I have pV system and its PV AC main disco is connected ahead of building main service disconnect.
Question power generated from the PV system does it go from the solar panels to the utility grid and back to the building main service disco which then powers the building solar panels are on or it cannot come back to the building in on which the solar panels are to power the building?
Does anyone know?
You don't really know where any individual "packet" of energy goes. Some leaves your service and feeds your neighbor's service, some is drawn in from the service, and it is all happening simultaneously. We may say that it "first feeds the on-site loads, and then exports the surplus to the grid", but this is a statement of bookkeeping rather than reality. Both energy exchanges are concurrent, and all that we can really measure is the net flow of power at any given point. The term net means total. More specifically, unlike gross that also means total, net means a total that keeps track of sign and/or direction, as it adds up quantities.
At any given instant, all a meter can measure is the instantaneous voltage and instantaneous net current, both of which are signed. From these measurements, it calculates the net kilowatts flowing through it, and the sign of that kilowatt value to keep track of direction. No individual meter can tell the difference between the case of 4 kW consumed on a service that doesn't have any generation, and the case of a 2kW source offsetting part of a 6 kW load. Both cases are a measurement of net 4 kW being consumed. Once you mix sources and loads in the same infrastructure of busbars and circuits, the only kilowatts you can measure through any given point, are the net kilowatts. You would need to measure prior to the point of interconnection, to be able to keep track of your gross generation and your net export.

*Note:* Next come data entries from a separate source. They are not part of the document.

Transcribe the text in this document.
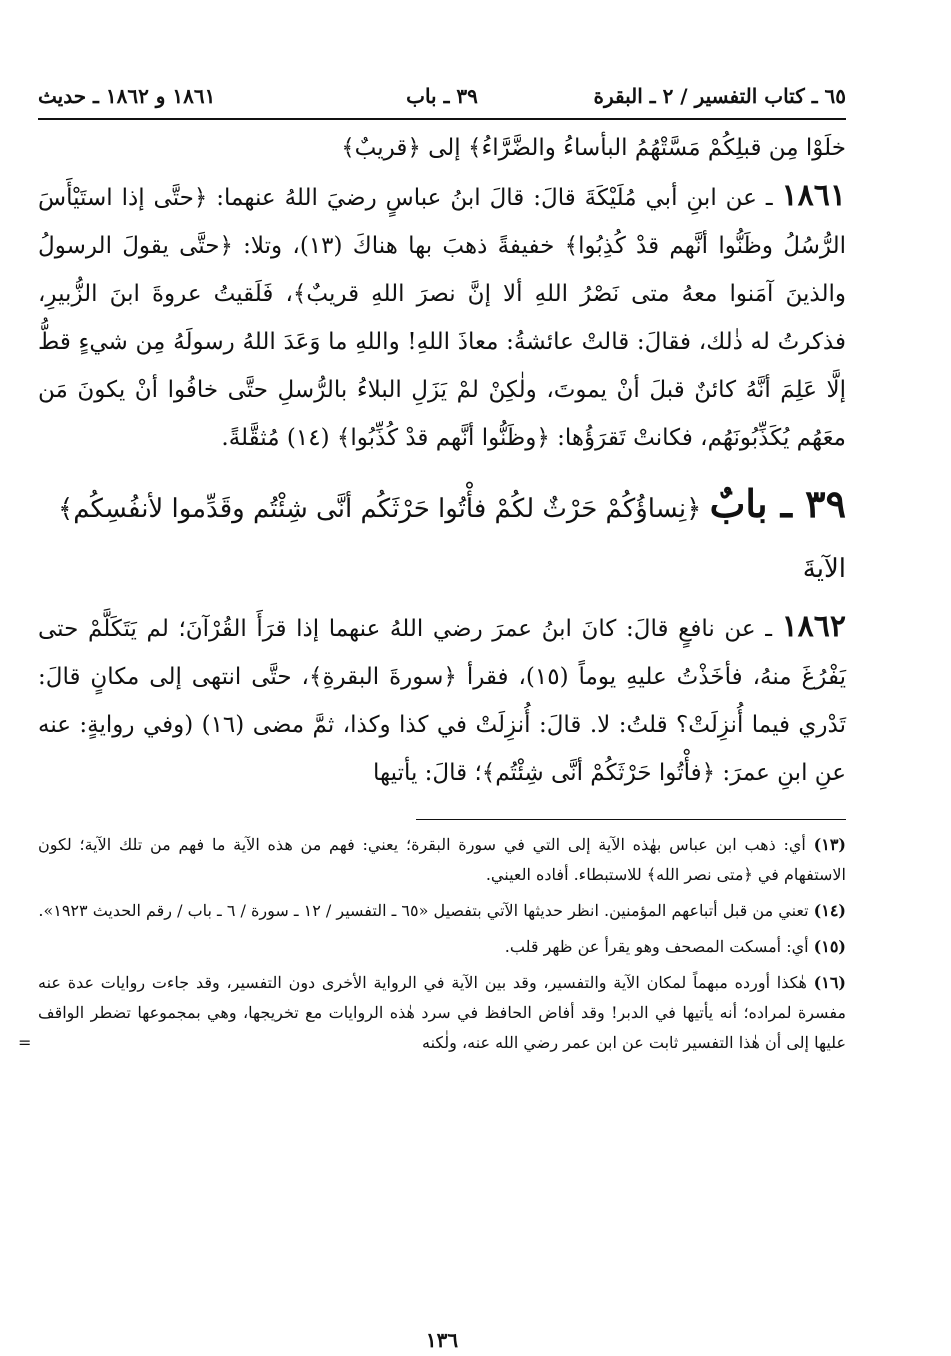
٦٥ ـ كتاب التفسير / ٢ ـ البقرة
٣٩ ـ باب
١٨٦١ و ١٨٦٢ ـ حديث

خلَوْا مِن قبلِكُمْ مَسَّتْهُمُ البأساءُ والضَّرَّاءُ﴾ إلى ﴿قريبٌ﴾

١٨٦١ ـ عن ابنِ أبي مُلَيْكَةَ قالَ: قالَ ابنُ عباسٍ رضيَ اللهُ عنهما: ﴿حتَّى إذا استَيْأَسَ الرُّسُلُ وظَنُّوا أنَّهم قدْ كُذِبُوا﴾ خفيفةً ذهبَ بها هناكَ (١٣)، وتلا: ﴿حتَّى يقولَ الرسولُ والذينَ آمَنوا معهُ متى نَصْرُ اللهِ ألا إنَّ نصرَ اللهِ قريبٌ﴾، فَلَقيتُ عروةَ ابنَ الزُّبيرِ، فذكرتُ له ذٰلك، فقالَ: قالتْ عائشةُ: معاذَ اللهِ! واللهِ ما وَعَدَ اللهُ رسولَهُ مِن شيءٍ قطُّ إلَّا عَلِمَ أنَّهُ كائنٌ قبلَ أنْ يموتَ، ولٰكِنْ لمْ يَزَلِ البلاءُ بالرُّسلِ حتَّى خافُوا أنْ يكونَ مَن معَهُم يُكَذِّبُونَهُم، فكانتْ تَقرَؤُها: ﴿وظَنُّوا أنَّهم قدْ كُذِّبُوا﴾ (١٤) مُثقَّلةً.

٣٩ ـ بابٌ ﴿نِساؤُكُمْ حَرْثٌ لكُمْ فأْتُوا حَرْثَكُم أنَّى شِئْتُم وقَدِّموا لأنفُسِكُم﴾ الآيةَ

١٨٦٢ ـ عن نافعٍ قالَ: كانَ ابنُ عمرَ رضي اللهُ عنهما إذا قرَأَ القُرْآنَ؛ لم يَتَكَلَّمْ حتى يَفْرُغَ منهُ، فأخَذْتُ عليهِ يوماً (١٥)، فقرأ ﴿سورةَ البقرةِ﴾، حتَّى انتهى إلى مكانٍ قالَ: تَدْري فيما أُنزِلَتْ؟ قلتُ: لا. قالَ: أُنزِلَتْ في كذا وكذا، ثمَّ مضى (١٦) (وفي روايةٍ: عنه عنِ ابنِ عمرَ: ﴿فأْتُوا حَرْثَكُمْ أنَّى شِئْتُم﴾؛ قالَ: يأتيها

(١٣) أي: ذهب ابن عباس بهٰذه الآية إلى التي في سورة البقرة؛ يعني: فهم من هذه الآية ما فهم من تلك الآية؛ لكون الاستفهام في ﴿متى نصر الله﴾ للاستبطاء. أفاده العيني.

(١٤) تعني من قبل أتباعهم المؤمنين. انظر حديثها الآتي بتفصيل «٦٥ ـ التفسير / ١٢ ـ سورة / ٦ ـ باب / رقم الحديث ١٩٢٣».

(١٥) أي: أمسكت المصحف وهو يقرأ عن ظهر قلب.

(١٦) هٰكذا أورده مبهماً لمكان الآية والتفسير، وقد بين الآية في الرواية الأخرى دون التفسير، وقد جاءت روايات عدة عنه مفسرة لمراده؛ أنه يأتيها في الدبر! وقد أفاض الحافظ في سرد هٰذه الروايات مع تخريجها، وهي بمجموعها تضطر الواقف عليها إلى أن هٰذا التفسير ثابت عن ابن عمر رضي الله عنه، ولٰكنه
=

١٣٦
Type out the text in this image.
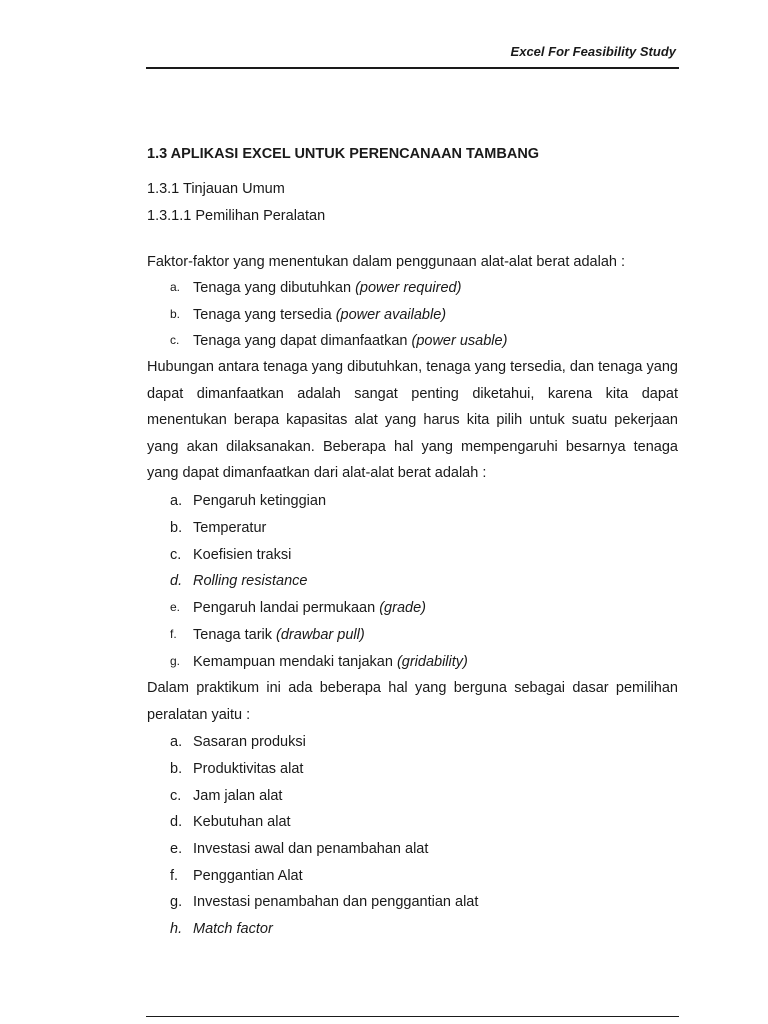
Excel For Feasibility Study
1.3 APLIKASI EXCEL UNTUK PERENCANAAN TAMBANG
1.3.1 Tinjauan Umum
1.3.1.1 Pemilihan Peralatan
Faktor-faktor yang menentukan dalam penggunaan alat-alat berat adalah :
a. Tenaga yang dibutuhkan (power required)
b. Tenaga yang tersedia (power available)
c. Tenaga yang dapat dimanfaatkan (power usable)
Hubungan antara tenaga yang dibutuhkan, tenaga yang tersedia, dan tenaga yang dapat dimanfaatkan adalah sangat penting diketahui, karena kita dapat menentukan berapa kapasitas alat yang harus kita pilih untuk suatu pekerjaan yang akan dilaksanakan. Beberapa hal yang mempengaruhi besarnya tenaga yang dapat dimanfaatkan dari alat-alat berat adalah :
a. Pengaruh ketinggian
b. Temperatur
c. Koefisien traksi
d. Rolling resistance
e. Pengaruh landai permukaan (grade)
f.	Tenaga tarik (drawbar pull)
g. Kemampuan mendaki tanjakan (gridability)
Dalam praktikum ini ada beberapa hal yang berguna sebagai dasar pemilihan peralatan yaitu :
a. Sasaran produksi
b. Produktivitas alat
c. Jam jalan alat
d. Kebutuhan alat
e. Investasi awal dan penambahan alat
f.	Penggantian Alat
g. Investasi penambahan dan penggantian alat
h. Match factor
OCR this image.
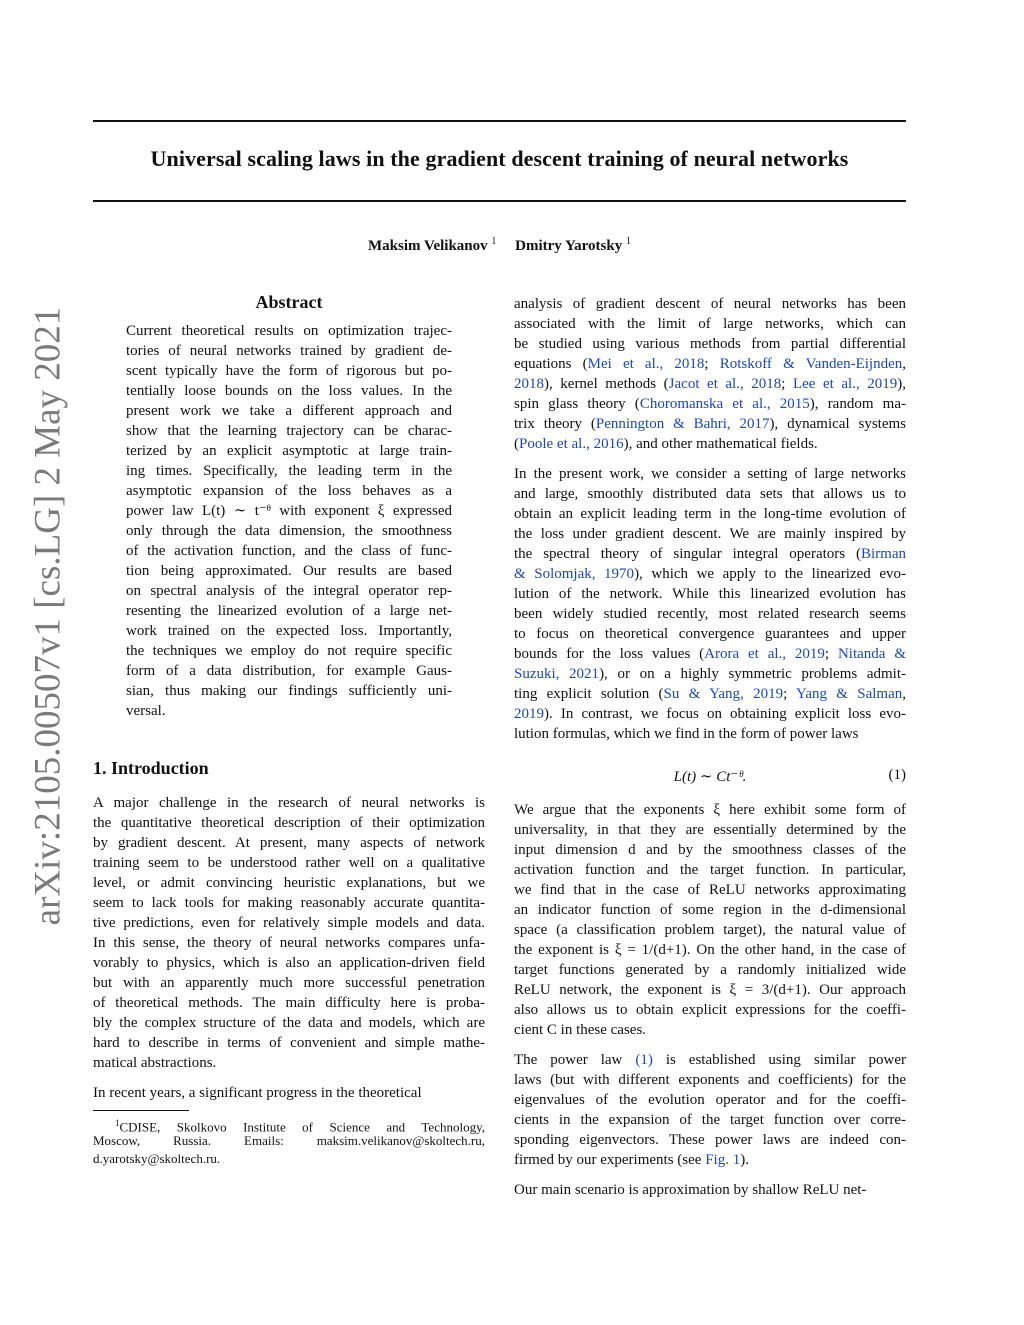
Universal scaling laws in the gradient descent training of neural networks
Maksim Velikanov $^1$ Dmitry Yarotsky $^1$
arXiv:2105.00507v1 [cs.LG] 2 May 2021
Abstract
Current theoretical results on optimization trajec-
tories of neural networks trained by gradient de-
scent typically have the form of rigorous but po-
tentially loose bounds on the loss values. In the
present work we take a different approach and
show that the learning trajectory can be charac-
terized by an explicit asymptotic at large train-
ing times. Specifically, the leading term in the
asymptotic expansion of the loss behaves as a
power law L(t) ∼ t⁻ᶿ with exponent ξ expressed
only through the data dimension, the smoothness
of the activation function, and the class of func-
tion being approximated. Our results are based
on spectral analysis of the integral operator rep-
resenting the linearized evolution of a large net-
work trained on the expected loss. Importantly,
the techniques we employ do not require specific
form of a data distribution, for example Gaus-
sian, thus making our findings sufficiently uni-
versal.
1. Introduction
A major challenge in the research of neural networks is
the quantitative theoretical description of their optimization
by gradient descent. At present, many aspects of network
training seem to be understood rather well on a qualitative
level, or admit convincing heuristic explanations, but we
seem to lack tools for making reasonably accurate quantita-
tive predictions, even for relatively simple models and data.
In this sense, the theory of neural networks compares unfa-
vorably to physics, which is also an application-driven field
but with an apparently much more successful penetration
of theoretical methods. The main difficulty here is proba-
bly the complex structure of the data and models, which are
hard to describe in terms of convenient and simple mathe-
matical abstractions.
In recent years, a significant progress in the theoretical
$^1$CDISE, Skolkovo Institute of Science and Technology,
Moscow, Russia. Emails: maksim.velikanov@skoltech.ru,
d.yarotsky@skoltech.ru.
analysis of gradient descent of neural networks has been
associated with the limit of large networks, which can
be studied using various methods from partial differential
equations (Mei et al., 2018; Rotskoff & Vanden-Eijnden,
2018), kernel methods (Jacot et al., 2018; Lee et al., 2019),
spin glass theory (Choromanska et al., 2015), random ma-
trix theory (Pennington & Bahri, 2017), dynamical systems
(Poole et al., 2016), and other mathematical fields.
In the present work, we consider a setting of large networks
and large, smoothly distributed data sets that allows us to
obtain an explicit leading term in the long-time evolution of
the loss under gradient descent. We are mainly inspired by
the spectral theory of singular integral operators (Birman
& Solomjak, 1970), which we apply to the linearized evo-
lution of the network. While this linearized evolution has
been widely studied recently, most related research seems
to focus on theoretical convergence guarantees and upper
bounds for the loss values (Arora et al., 2019; Nitanda &
Suzuki, 2021), or on a highly symmetric problems admit-
ting explicit solution (Su & Yang, 2019; Yang & Salman,
2019). In contrast, we focus on obtaining explicit loss evo-
lution formulas, which we find in the form of power laws
L(t) ∼ Ct⁻ᶿ.	(1)
We argue that the exponents ξ here exhibit some form of
universality, in that they are essentially determined by the
input dimension d and by the smoothness classes of the
activation function and the target function. In particular,
we find that in the case of ReLU networks approximating
an indicator function of some region in the d-dimensional
space (a classification problem target), the natural value of
the exponent is ξ = 1/(d+1). On the other hand, in the case of
target functions generated by a randomly initialized wide
ReLU network, the exponent is ξ = 3/(d+1). Our approach
also allows us to obtain explicit expressions for the coeffi-
cient C in these cases.
The power law (1) is established using similar power
laws (but with different exponents and coefficients) for the
eigenvalues of the evolution operator and for the coeffi-
cients in the expansion of the target function over corre-
sponding eigenvectors. These power laws are indeed con-
firmed by our experiments (see Fig. 1).
Our main scenario is approximation by shallow ReLU net-
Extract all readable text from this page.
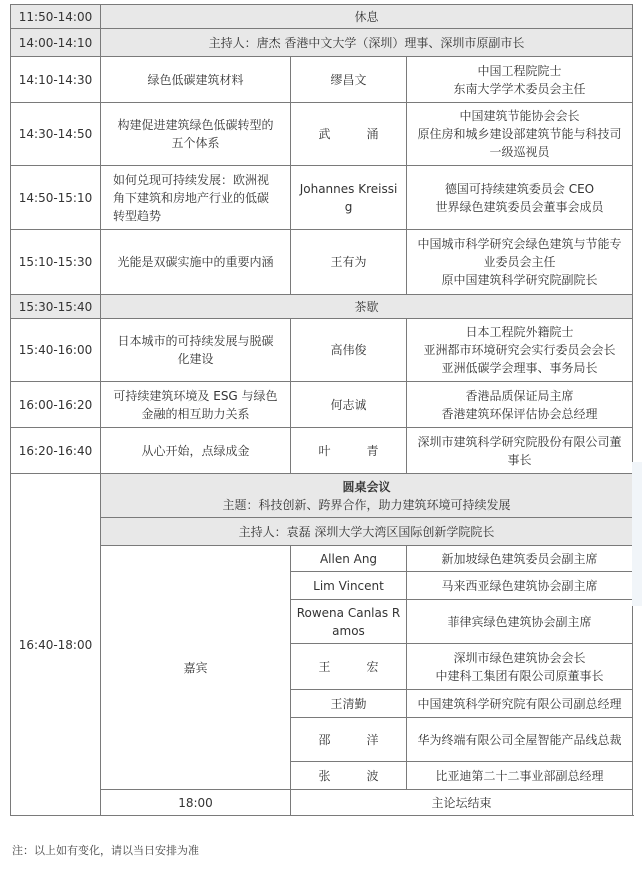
11:50-14:00	休息		
14:00-14:10	主持人：唐杰 香港中文大学（深圳）理事、深圳市原副市长		
14:10-14:30	绿色低碳建筑材料	缪昌文	中国工程院院士
东南大学学术委员会主任
14:30-14:50	构建促进建筑绿色低碳转型的五个体系	武　涌	中国建筑节能协会会长
原住房和城乡建设部建筑节能与科技司一级巡视员
14:50-15:10	如何兑现可持续发展：欧洲视角下建筑和房地产行业的低碳转型趋势	Johannes Kreissig	德国可持续建筑委员会 CEO
世界绿色建筑委员会董事会成员
15:10-15:30	光能是双碳实施中的重要内涵	王有为	中国城市科学研究会绿色建筑与节能专业委员会主任
原中国建筑科学研究院副院长
15:30-15:40	茶歇		
15:40-16:00	日本城市的可持续发展与脱碳化建设	高伟俊	日本工程院外籍院士
亚洲都市环境研究会实行委员会会长
亚洲低碳学会理事、事务局长
16:00-16:20	可持续建筑环境及 ESG 与绿色金融的相互助力关系	何志诚	香港品质保证局主席
香港建筑环保评估协会总经理
16:20-16:40	从心开始，点绿成金	叶　青	深圳市建筑科学研究院股份有限公司董事长
16:40-18:00	圆桌会议
主题：科技创新、跨界合作，助力建筑环境可持续发展		

	主持人：袁磊 深圳大学大湾区国际创新学院院长		
	嘉宾	Allen Ang	新加坡绿色建筑委员会副主席
		Lim Vincent	马来西亚绿色建筑协会副主席
		Rowena Canlas Ramos	菲律宾绿色建筑协会副主席
		王　宏	深圳市绿色建筑协会会长
中建科工集团有限公司原董事长
		王清勤	中国建筑科学研究院有限公司副总经理
		邵　洋	华为终端有限公司全屋智能产品线总裁
		张　波	比亚迪第二十二事业部副总经理
	18:00	主论坛结束	
注：以上如有变化，请以当日安排为准
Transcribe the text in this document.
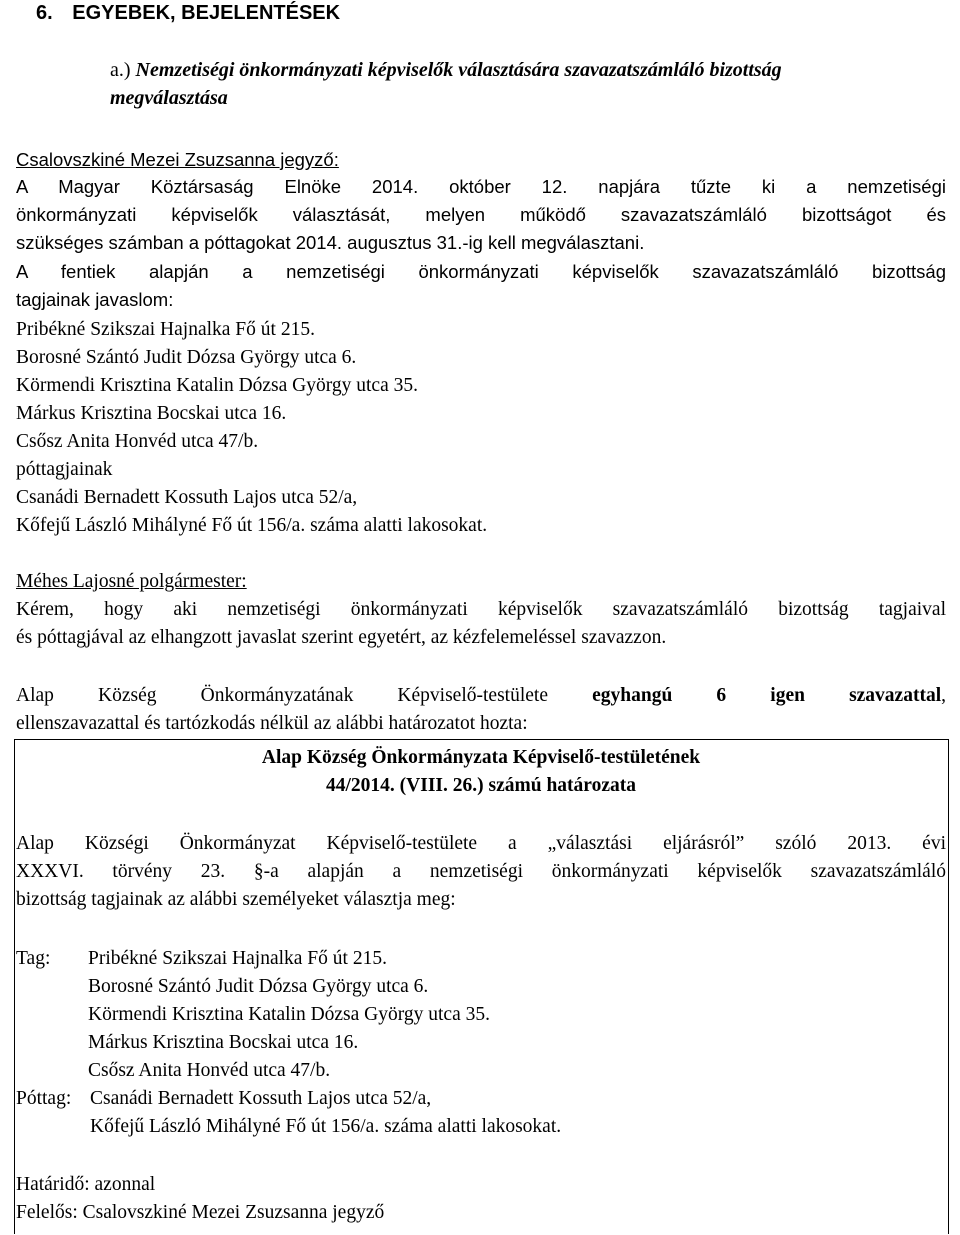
6. EGYEBEK, BEJELENTÉSEK
a.) Nemzetiségi önkormányzati képviselők választására szavazatszámláló bizottság
megválasztása
Csalovszkiné Mezei Zsuzsanna jegyző:
A Magyar Köztársaság Elnöke 2014. október 12. napjára tűzte ki a nemzetiségi
önkormányzati képviselők választását, melyen működő szavazatszámláló bizottságot és
szükséges számban a póttagokat 2014. augusztus 31.-ig kell megválasztani.
A fentiek alapján a nemzetiségi önkormányzati képviselők szavazatszámláló bizottság
tagjainak javaslom:
Pribékné Szikszai Hajnalka Fő út 215.
Borosné Szántó Judit Dózsa György utca 6.
Körmendi Krisztina Katalin Dózsa György utca 35.
Márkus Krisztina Bocskai utca 16.
Csősz Anita Honvéd utca 47/b.
póttagjainak
Csanádi Bernadett Kossuth Lajos utca 52/a,
Kőfejű László Mihályné Fő út 156/a. száma alatti lakosokat.
Méhes Lajosné polgármester:
Kérem, hogy aki nemzetiségi önkormányzati képviselők szavazatszámláló bizottság tagjaival
és póttagjával az elhangzott javaslat szerint egyetért, az kézfelemeléssel szavazzon.
Alap Község Önkormányzatának Képviselő-testülete egyhangú 6 igen szavazattal,
ellenszavazattal és tartózkodás nélkül az alábbi határozatot hozta:
Alap Község Önkormányzata Képviselő-testületének
44/2014. (VIII. 26.) számú határozata
Alap Községi Önkormányzat Képviselő-testülete a „választási eljárásról” szóló 2013. évi
XXXVI. törvény 23. §-a alapján a nemzetiségi önkormányzati képviselők szavazatszámláló
bizottság tagjainak az alábbi személyeket választja meg:
Tag: Pribékné Szikszai Hajnalka Fő út 215.
Borosné Szántó Judit Dózsa György utca 6.
Körmendi Krisztina Katalin Dózsa György utca 35.
Márkus Krisztina Bocskai utca 16.
Csősz Anita Honvéd utca 47/b.
Póttag: Csanádi Bernadett Kossuth Lajos utca 52/a,
Kőfejű László Mihályné Fő út 156/a. száma alatti lakosokat.
Határidő: azonnal
Felelős: Csalovszkiné Mezei Zsuzsanna jegyző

The meter can keep track of the signed power in two separate registers as it accumulates kilowatt-hours in each one, such that it treats imported energy differently than exported energy. Or it can track of them in the same register, such that all kilowatt-hours are valued equally, in what we call net metering. Some meters are set up to be secure-forward, such that no matter which way power flows, it counts as consumption. There are also meters that ignore exported power, and only measure imported power.